Los detectives salvajes



Leí «Los detectives salvajes» de Roberto Bolaño hace quince años.
        Era esta mítica edición de Compactos de Anagrama en color rojo con la ilustración de Vettriano.
        Leí la novela muy rápido, sobre todo la primera parte «Mexicanos perdidos en México». Conozco gente que la abandonó en la segunda, cuyo título es «Los detectives salvajes», la más extensa y críptica, donde las narraciones se sitúan en el futuro de la historia y en diversos países.

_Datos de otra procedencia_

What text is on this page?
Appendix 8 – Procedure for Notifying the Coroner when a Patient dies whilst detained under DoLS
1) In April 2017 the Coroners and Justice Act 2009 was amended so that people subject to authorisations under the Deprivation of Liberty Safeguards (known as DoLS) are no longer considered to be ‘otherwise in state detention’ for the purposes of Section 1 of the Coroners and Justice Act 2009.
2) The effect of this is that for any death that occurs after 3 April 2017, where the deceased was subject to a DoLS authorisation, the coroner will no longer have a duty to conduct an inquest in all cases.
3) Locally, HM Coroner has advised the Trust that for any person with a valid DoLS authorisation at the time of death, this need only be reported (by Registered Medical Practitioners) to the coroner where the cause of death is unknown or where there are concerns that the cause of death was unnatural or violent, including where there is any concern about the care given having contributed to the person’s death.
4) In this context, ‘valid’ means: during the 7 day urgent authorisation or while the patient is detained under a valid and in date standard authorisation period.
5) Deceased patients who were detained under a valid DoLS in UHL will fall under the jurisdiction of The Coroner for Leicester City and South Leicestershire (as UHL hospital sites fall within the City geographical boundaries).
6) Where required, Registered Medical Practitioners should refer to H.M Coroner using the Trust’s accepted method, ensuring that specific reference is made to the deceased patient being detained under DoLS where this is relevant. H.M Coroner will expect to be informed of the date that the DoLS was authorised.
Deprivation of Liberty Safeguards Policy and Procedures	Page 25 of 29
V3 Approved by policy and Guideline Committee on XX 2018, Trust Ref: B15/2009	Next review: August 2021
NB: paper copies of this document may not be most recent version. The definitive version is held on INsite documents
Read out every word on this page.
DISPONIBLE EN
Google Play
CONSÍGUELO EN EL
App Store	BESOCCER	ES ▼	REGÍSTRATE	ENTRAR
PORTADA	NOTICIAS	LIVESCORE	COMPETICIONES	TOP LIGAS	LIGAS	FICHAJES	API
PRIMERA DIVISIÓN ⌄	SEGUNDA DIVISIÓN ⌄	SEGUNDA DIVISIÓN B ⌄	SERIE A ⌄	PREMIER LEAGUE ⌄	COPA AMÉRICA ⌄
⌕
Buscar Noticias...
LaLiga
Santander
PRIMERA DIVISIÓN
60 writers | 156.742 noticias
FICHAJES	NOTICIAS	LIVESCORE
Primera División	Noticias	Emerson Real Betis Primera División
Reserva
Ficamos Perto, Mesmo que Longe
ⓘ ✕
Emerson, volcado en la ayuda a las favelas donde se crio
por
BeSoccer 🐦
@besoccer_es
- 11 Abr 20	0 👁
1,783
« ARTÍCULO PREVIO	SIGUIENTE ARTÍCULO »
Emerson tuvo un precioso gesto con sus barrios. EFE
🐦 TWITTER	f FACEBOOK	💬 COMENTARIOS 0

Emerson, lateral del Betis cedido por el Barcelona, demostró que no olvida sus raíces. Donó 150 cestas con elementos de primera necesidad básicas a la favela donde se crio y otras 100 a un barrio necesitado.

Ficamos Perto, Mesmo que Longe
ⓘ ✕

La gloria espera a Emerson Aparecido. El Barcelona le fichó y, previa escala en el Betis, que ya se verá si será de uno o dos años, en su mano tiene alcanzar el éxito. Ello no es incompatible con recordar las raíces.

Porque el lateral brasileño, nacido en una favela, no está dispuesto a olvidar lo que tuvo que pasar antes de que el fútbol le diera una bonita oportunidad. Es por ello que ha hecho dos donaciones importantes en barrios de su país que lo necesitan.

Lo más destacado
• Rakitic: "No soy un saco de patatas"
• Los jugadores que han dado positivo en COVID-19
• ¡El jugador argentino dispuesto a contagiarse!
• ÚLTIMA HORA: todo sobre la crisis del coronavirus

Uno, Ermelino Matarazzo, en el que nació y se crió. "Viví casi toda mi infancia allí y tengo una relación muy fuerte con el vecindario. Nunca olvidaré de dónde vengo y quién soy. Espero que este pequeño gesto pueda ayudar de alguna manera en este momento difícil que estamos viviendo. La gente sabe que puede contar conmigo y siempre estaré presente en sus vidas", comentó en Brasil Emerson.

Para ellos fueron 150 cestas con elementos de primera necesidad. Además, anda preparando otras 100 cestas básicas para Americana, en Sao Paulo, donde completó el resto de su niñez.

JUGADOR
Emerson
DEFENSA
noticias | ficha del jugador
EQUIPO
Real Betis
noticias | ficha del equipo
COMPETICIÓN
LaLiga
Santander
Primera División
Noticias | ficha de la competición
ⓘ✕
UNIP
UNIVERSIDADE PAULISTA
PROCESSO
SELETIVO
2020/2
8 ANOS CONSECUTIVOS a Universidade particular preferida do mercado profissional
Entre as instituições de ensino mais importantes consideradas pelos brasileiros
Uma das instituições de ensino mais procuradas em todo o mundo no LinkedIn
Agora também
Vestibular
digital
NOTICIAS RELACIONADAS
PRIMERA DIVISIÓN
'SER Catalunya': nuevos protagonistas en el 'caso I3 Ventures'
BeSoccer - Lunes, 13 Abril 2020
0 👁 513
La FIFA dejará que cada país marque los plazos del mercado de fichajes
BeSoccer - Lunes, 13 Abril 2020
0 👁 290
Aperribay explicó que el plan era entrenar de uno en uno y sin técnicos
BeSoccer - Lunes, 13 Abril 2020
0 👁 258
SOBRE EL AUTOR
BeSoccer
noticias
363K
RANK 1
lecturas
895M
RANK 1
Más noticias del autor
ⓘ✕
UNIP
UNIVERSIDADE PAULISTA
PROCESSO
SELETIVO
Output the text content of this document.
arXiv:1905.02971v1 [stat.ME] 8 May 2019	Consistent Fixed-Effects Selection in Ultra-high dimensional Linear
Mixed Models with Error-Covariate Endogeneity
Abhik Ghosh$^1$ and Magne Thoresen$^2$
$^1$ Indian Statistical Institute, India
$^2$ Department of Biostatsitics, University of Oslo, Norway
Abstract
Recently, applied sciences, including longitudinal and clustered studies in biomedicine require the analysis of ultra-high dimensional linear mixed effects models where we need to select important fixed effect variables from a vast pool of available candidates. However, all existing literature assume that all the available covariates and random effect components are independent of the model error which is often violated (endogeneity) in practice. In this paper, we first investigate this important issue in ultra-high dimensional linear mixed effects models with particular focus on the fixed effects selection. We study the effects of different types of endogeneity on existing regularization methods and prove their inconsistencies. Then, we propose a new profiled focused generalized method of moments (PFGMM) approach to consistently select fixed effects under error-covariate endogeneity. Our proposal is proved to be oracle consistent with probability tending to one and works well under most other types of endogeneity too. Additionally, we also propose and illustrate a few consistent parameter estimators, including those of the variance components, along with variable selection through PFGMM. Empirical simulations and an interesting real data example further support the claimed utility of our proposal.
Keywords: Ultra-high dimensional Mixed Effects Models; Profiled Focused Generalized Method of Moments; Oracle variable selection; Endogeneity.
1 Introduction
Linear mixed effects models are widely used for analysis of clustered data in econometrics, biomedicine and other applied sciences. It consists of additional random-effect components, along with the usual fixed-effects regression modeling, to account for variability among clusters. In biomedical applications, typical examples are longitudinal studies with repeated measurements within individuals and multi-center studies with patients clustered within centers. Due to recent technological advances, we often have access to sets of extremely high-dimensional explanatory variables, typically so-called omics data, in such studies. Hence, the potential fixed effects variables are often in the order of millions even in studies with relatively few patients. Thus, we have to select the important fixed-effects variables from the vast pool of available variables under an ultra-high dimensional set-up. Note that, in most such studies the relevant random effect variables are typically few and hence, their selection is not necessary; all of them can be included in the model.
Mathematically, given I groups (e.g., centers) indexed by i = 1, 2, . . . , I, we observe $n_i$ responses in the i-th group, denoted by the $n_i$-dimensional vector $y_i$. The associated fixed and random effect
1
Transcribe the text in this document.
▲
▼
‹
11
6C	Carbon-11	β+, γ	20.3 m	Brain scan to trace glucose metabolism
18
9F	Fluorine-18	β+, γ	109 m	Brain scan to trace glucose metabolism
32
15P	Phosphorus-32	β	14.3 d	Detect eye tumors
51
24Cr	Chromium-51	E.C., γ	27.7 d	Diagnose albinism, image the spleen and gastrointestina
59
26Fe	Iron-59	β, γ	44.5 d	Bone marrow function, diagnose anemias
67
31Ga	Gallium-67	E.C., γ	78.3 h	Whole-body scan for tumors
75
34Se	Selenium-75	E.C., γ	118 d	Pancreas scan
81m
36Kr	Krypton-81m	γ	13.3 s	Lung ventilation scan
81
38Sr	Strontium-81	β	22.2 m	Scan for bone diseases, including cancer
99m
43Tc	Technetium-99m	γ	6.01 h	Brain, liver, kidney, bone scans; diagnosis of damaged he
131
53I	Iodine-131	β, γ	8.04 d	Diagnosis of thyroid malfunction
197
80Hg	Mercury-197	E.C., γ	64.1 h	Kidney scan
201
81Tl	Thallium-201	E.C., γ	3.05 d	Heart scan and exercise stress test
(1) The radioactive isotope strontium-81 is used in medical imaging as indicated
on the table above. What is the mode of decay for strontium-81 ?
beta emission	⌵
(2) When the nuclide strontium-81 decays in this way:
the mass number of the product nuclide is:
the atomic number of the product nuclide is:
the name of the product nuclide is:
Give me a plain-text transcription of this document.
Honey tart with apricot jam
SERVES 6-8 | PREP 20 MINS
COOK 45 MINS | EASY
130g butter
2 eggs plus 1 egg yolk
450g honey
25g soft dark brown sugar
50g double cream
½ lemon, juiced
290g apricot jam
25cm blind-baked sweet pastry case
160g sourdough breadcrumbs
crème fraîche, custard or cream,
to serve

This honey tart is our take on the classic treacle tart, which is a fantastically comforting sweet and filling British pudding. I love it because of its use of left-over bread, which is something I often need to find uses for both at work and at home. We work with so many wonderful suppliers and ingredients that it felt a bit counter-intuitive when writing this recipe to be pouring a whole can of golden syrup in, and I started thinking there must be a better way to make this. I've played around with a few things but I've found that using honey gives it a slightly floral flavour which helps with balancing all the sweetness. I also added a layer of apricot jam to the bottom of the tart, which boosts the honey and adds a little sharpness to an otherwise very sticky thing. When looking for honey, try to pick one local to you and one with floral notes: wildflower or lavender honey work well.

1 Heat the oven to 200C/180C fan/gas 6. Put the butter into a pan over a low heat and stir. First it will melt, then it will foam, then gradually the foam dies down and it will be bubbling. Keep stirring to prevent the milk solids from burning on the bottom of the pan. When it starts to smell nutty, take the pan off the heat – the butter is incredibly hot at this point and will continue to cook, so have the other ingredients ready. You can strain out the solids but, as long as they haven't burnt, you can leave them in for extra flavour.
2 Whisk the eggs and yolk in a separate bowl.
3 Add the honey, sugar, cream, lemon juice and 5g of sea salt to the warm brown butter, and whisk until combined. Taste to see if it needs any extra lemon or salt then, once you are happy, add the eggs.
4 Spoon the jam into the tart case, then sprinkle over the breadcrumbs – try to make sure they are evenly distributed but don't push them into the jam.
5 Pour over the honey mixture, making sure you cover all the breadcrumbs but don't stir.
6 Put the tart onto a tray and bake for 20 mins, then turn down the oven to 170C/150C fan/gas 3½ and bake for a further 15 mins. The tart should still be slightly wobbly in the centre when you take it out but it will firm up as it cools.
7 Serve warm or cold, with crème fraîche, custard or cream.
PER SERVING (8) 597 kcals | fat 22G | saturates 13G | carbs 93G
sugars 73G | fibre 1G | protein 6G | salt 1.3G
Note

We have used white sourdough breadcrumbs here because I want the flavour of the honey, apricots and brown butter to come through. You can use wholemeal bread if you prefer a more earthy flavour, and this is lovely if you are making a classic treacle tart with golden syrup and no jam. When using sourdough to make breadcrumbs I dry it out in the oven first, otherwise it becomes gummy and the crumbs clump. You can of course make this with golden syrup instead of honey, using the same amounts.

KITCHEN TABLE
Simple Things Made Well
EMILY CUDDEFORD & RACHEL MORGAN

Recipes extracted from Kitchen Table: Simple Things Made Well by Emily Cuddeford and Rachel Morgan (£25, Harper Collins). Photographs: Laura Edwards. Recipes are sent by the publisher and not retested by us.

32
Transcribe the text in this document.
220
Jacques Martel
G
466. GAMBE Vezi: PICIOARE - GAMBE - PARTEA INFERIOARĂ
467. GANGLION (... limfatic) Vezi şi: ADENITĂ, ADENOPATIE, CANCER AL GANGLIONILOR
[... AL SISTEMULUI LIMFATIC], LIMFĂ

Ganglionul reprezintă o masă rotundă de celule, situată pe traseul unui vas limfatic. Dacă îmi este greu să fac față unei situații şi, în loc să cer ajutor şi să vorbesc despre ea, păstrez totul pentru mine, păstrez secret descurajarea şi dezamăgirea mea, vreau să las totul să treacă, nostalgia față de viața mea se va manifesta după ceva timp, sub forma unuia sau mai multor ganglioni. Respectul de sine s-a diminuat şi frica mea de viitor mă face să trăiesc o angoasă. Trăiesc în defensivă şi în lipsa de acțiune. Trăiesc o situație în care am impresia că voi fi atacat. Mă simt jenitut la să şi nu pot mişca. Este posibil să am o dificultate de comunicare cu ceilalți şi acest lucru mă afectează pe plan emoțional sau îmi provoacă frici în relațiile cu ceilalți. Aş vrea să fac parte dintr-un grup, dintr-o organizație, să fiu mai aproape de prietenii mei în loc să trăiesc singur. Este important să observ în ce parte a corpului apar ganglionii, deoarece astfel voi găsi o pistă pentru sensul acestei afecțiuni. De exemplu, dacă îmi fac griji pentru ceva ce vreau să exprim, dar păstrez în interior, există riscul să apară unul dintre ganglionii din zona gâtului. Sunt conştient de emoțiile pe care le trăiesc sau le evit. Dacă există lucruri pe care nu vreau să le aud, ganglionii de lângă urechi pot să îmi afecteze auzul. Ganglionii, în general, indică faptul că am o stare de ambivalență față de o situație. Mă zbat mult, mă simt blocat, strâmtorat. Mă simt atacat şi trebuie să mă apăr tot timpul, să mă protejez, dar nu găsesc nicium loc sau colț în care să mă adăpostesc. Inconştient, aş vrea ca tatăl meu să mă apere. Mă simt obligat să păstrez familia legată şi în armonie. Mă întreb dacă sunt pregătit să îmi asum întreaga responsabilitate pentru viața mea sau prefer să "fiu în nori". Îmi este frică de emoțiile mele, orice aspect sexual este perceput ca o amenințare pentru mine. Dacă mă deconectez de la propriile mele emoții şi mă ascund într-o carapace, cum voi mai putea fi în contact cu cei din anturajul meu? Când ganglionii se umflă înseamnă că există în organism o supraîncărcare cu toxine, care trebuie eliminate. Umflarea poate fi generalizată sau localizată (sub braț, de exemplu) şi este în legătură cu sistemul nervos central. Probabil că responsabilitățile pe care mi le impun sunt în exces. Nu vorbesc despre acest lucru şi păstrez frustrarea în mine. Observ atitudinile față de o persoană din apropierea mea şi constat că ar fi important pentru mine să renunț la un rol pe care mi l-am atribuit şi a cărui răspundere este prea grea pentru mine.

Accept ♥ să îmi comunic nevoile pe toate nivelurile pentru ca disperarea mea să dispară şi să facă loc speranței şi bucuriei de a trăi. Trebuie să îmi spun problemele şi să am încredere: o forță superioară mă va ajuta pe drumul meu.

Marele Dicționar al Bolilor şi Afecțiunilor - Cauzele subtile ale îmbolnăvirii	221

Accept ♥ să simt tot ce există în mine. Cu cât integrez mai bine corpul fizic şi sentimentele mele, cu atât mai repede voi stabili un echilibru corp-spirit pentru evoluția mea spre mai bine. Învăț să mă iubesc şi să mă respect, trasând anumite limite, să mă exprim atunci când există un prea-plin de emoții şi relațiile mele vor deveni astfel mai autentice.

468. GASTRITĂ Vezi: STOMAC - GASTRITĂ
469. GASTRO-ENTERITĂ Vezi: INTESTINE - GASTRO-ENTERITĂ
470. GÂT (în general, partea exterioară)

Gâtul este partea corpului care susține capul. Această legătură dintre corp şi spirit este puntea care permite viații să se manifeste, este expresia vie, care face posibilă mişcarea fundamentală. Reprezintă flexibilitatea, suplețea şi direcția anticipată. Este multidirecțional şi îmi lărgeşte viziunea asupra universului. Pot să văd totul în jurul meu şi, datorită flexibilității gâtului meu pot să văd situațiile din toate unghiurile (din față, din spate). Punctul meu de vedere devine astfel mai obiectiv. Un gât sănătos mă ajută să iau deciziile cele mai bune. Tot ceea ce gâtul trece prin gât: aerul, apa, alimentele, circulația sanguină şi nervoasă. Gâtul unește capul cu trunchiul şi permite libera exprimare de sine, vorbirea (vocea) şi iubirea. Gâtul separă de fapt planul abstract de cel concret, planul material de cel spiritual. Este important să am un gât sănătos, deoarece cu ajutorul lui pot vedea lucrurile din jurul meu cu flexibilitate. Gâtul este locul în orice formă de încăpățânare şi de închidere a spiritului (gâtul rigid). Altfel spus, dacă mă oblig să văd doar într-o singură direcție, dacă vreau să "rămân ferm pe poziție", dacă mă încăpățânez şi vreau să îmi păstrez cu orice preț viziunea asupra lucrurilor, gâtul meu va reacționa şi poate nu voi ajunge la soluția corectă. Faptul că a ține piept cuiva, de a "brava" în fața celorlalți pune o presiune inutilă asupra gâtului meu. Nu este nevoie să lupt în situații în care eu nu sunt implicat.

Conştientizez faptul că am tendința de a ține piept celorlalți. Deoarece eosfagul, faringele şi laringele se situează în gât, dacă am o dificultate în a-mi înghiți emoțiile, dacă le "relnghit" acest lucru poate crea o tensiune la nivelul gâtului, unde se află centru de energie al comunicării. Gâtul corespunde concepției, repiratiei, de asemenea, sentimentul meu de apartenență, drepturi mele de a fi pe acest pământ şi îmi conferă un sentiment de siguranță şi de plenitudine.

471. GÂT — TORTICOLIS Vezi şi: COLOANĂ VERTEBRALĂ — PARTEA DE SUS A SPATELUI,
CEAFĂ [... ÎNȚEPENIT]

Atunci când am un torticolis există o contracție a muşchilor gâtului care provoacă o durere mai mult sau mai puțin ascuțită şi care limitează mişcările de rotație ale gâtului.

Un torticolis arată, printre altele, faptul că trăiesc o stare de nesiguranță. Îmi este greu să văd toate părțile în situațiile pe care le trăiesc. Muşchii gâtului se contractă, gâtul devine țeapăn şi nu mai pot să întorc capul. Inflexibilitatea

        Sin embargo, yo seguí leyendo y disfrutando. Había algo en el espectro de Lima y Belano que me intrigaba. Y quería saber si iban a encontrar (si habían encontrado) a Cesárea Tinajero al final de la novela en «Los desiertos de Sonora», el último y épico acto.
        La fuerza de la narrativa echaba chispas por momentos y me parecía estar ante algo grande, distinto a todo.
        Terminé el libro con una sensación brutal de entusiasmo, excitación, ganas de sentir el viento en la cara, de viajar a dedo, de escribir, de leer, creo que hasta caminaba distinto, como cuando sales del cine después de una buena película. Y al mismo tiempo recuerdo que sentía una tristeza rara, un cansancio, la otra parte de la juventud también ardía, llena de nubarrones y tardes despintadas.
        Me sentía vivo.

        «(…) voy yo caminando por el bosque y me encuentro a quinientos mil gallegos que van caminando y llorando. Y entonces yo me detengo (gigante gentil, gigante curioso por última vez) y les pregunto por qué lloran. Y uno de los gallegos se detiene y me dice: porque estamos solos y nos hemos perdido».